There have also been reports of efforts by separatist groups to establish a new general headquarters in Sagaing Region. Separatist outfits from India’s Manipur State, such as the People’s Liberation Army (PLA) and the People’s Republican Party of Kangleipak, who relocated in 2019 to other bases, have also reportedly returned to Naga territory in Myanmar.
All these developments indicate that the separatist campaign could recommence, so adversely affecting India’s frontier districts. Indian security forces are already exercising extra caution after a colonel and four soldiers of the Assam Rifles were killed last November in a PLA ambush in Manipur’s Churachandpur District.
India’s government is also concerned at the ‘understanding’ reportedly arrived at between these groups and the Myanmar military. Some government officials believe that the separatist bases in Sagaing Region are unlikely to be “disturbed” as the rebel groups have agreed to engage in attacks against anti-regime People’s Defence Forces (PDF) in the region.
Last February, in an interview with The Irrawaddy, Chin National Front (CNF) spokesperson Salai Htet Ni stated that the junta has mobilised Indian militant outfits to crush the resistance movement in western Myanmar’s Chin State, which also borders India. He also referred to a clash between the CNF and the Zomi Revolutionary Army, which has camps in Manipur State and which has a ceasefire agreement with India’s government.
Local PDFs have been very active against the military regime in Chin State and Sagaing Region. The junta has retaliated with brutal crackdowns, including attacks by helicopter gunships in Sagaing.
The regime’s decision to ally with Indian militant groups can be understood in the context of the escalating resistance movement across Myanmar. According to some observers, the effective strength of the Myanmar military’s combat soldiers is around 100,000-120,000, which has necessitated marshalling extra resources to combat the anti-regime forces.
The junta’s ‘understanding’ with the Indian separatist outfits is almost a reversal of the policy that was unleashed early in 2019, when Operation Sunrise I & II were executed to dismantle the camps of rebel groups in the Naga region of Sagaing. The operation, carried out in two phases, targeted bases at Taga in the Hukawng Valley near the Chindwin River, and the second battalion and general headquarters of the Khaplang faction of the National Socialist Council of Nagaland (NSCN-K).
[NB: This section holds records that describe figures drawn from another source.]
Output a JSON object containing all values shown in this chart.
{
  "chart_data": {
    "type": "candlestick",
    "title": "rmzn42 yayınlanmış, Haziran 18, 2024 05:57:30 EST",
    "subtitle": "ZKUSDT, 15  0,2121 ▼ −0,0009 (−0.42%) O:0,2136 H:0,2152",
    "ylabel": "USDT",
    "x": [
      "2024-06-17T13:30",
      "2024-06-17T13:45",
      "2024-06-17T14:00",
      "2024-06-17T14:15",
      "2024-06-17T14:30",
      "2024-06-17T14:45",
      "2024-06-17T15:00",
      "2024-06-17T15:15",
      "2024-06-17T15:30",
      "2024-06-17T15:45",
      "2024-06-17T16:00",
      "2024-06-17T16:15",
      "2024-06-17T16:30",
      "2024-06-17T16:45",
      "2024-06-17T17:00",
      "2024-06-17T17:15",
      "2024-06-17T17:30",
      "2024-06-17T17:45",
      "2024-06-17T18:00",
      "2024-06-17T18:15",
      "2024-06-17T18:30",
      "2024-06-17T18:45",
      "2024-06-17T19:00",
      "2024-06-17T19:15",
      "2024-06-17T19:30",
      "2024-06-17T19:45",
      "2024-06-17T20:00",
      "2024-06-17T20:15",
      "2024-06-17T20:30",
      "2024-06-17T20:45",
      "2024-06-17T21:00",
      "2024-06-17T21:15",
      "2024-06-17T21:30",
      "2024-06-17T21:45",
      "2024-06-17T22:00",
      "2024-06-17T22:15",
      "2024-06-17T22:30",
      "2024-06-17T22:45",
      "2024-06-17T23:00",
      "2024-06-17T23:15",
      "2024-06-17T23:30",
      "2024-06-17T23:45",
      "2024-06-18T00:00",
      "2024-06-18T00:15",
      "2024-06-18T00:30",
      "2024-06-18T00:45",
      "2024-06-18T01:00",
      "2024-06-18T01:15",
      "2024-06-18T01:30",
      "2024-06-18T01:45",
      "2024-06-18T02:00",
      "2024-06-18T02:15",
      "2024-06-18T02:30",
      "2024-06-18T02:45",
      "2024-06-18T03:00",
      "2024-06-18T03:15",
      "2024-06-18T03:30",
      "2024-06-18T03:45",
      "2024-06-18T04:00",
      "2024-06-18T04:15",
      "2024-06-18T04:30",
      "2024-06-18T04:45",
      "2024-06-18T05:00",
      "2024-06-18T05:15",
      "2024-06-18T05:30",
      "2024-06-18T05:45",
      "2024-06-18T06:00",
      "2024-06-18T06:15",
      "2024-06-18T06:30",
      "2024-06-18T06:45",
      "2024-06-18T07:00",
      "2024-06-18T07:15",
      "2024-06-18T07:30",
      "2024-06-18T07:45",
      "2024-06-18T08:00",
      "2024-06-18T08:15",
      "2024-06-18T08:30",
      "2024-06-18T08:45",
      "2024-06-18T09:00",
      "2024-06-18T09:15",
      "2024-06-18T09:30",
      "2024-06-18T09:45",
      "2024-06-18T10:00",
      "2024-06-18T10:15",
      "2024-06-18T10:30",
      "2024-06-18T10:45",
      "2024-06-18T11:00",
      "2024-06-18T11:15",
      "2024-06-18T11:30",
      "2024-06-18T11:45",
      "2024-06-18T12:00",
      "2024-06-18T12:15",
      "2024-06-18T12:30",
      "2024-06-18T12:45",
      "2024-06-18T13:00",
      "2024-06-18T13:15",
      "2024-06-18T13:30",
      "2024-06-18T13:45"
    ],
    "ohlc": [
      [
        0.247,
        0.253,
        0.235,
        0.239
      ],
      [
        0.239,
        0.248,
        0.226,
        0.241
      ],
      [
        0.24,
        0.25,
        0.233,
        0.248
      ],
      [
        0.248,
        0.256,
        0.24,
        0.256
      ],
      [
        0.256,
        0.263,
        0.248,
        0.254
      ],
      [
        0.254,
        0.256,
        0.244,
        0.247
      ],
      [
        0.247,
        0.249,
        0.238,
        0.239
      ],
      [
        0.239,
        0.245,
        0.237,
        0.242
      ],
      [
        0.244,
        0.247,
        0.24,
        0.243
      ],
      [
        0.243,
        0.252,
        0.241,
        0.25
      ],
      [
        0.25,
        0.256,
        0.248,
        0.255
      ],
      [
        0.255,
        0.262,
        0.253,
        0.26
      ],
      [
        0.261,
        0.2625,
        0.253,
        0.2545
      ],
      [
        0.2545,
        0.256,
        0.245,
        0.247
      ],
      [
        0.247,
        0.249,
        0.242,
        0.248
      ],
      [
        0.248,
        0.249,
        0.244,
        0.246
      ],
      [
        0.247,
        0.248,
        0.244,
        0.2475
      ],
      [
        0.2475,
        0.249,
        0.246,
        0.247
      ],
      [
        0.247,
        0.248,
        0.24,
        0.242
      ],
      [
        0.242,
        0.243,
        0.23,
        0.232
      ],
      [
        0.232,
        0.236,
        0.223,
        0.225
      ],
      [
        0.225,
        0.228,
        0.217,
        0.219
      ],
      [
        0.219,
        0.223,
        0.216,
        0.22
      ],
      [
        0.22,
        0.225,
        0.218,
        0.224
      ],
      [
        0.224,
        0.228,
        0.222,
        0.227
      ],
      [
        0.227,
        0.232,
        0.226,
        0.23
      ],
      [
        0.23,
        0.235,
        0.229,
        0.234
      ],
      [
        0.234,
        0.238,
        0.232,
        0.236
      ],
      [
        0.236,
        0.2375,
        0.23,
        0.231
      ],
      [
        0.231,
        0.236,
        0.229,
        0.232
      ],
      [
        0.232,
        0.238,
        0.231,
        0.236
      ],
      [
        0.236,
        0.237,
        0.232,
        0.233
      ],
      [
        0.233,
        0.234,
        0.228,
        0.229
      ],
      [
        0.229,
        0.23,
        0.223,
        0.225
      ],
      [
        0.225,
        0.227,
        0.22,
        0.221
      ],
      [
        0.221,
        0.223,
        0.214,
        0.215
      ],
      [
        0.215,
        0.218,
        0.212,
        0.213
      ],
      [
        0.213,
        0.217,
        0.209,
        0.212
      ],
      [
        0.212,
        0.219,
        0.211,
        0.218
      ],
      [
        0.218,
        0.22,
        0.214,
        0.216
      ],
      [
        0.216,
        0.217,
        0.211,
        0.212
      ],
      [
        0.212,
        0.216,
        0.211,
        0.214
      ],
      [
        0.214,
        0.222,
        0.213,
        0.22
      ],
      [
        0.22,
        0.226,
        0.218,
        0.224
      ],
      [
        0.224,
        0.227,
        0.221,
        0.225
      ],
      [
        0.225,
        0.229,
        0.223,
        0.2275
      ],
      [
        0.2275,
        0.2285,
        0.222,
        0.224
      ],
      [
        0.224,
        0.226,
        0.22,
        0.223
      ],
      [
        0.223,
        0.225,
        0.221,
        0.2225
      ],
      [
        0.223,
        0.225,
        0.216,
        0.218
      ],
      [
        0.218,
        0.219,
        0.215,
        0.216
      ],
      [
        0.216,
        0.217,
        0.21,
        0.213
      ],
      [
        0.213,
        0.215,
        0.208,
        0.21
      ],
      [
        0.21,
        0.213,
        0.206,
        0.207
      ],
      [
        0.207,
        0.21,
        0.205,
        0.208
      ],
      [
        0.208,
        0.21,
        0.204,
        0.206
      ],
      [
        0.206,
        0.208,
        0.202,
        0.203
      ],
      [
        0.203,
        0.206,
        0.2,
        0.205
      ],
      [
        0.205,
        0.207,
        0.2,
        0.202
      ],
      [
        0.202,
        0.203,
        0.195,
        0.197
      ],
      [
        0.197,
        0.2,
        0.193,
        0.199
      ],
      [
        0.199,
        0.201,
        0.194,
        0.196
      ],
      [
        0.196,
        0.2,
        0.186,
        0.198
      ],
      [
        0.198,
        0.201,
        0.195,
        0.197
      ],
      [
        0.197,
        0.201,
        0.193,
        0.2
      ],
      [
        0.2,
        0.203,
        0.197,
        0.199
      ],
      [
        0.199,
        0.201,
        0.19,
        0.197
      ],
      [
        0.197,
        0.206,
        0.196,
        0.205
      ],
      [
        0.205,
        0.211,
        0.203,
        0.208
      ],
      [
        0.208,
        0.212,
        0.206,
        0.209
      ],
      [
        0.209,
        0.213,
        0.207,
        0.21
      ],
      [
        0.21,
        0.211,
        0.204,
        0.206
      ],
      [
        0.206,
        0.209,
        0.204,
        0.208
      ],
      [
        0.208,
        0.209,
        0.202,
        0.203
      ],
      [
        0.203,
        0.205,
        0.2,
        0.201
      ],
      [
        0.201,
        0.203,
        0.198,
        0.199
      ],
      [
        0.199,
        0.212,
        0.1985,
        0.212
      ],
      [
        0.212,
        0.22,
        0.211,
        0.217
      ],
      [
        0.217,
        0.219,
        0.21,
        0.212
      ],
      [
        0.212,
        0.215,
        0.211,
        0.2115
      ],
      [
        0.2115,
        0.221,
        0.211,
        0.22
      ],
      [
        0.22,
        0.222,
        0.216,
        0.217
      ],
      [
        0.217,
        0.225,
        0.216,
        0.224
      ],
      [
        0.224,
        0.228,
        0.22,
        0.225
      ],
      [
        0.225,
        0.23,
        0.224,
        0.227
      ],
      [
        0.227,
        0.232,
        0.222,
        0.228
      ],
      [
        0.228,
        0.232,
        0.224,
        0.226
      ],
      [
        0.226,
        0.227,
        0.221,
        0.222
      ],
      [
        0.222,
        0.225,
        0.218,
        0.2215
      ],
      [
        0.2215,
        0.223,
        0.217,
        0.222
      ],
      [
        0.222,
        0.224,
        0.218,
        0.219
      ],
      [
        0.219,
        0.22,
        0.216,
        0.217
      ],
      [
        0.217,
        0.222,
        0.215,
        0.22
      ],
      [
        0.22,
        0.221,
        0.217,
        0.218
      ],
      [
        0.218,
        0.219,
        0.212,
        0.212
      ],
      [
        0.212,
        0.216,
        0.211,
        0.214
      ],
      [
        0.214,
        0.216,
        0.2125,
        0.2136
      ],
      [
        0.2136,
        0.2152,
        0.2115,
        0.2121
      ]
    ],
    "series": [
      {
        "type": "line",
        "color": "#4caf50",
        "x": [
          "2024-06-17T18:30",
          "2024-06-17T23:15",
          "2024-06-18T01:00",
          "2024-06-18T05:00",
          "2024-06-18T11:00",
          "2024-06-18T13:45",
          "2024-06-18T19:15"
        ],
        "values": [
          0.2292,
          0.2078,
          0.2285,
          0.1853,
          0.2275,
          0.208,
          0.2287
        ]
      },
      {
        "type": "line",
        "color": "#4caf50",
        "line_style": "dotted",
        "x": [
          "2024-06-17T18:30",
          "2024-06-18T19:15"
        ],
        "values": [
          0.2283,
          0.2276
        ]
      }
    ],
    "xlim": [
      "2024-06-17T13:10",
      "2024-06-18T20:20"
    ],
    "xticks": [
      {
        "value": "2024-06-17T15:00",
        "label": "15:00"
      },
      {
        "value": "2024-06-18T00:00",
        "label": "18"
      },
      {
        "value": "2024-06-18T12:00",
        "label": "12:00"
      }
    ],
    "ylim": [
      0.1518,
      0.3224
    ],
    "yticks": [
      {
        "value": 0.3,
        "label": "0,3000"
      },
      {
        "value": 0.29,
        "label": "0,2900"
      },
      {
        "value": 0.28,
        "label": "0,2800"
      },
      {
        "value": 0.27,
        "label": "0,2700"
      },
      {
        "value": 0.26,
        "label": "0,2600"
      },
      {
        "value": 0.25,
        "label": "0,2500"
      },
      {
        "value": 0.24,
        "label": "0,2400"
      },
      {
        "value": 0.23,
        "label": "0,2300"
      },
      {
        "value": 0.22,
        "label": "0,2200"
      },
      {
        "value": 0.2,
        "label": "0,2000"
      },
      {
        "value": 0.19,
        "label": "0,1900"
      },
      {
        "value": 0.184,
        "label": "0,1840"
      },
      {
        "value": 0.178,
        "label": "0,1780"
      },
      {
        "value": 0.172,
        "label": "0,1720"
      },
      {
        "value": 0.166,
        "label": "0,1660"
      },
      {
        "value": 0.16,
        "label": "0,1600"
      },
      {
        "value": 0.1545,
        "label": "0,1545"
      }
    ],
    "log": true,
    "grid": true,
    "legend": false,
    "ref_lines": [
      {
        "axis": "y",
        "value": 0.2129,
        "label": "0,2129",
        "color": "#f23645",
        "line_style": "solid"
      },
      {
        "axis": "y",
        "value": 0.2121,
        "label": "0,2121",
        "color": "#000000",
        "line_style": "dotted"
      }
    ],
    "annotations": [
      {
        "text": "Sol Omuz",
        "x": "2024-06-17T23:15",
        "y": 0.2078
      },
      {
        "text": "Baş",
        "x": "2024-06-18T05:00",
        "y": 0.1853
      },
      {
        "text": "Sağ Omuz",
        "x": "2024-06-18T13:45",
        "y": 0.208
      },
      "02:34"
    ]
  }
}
That raid was the outcome of an agreement between the Myanmar military and the Indian government. The operation caught the groups by surprise since a ceasefire agreement had been inked in 2012 between the Myanmar military and the NSCN(K), after years of an unwritten pact which had brought hostilities between the two sides to an end.
The cessation of hostilities was preceded by occasional raids by the Myanmar military on the camps and columns of the rebels, which date back to the late 1960s when the Naga National Council established a footprint in Myanmar. Those attacks became more frequent in the 1980s, which forced the groups to often shift their bases to different locations. New Delhi’s repeated pleas to the Myanmar military to eliminate the camps had hardly elicited any positive response, barring a few occasions such as the attack in 2019.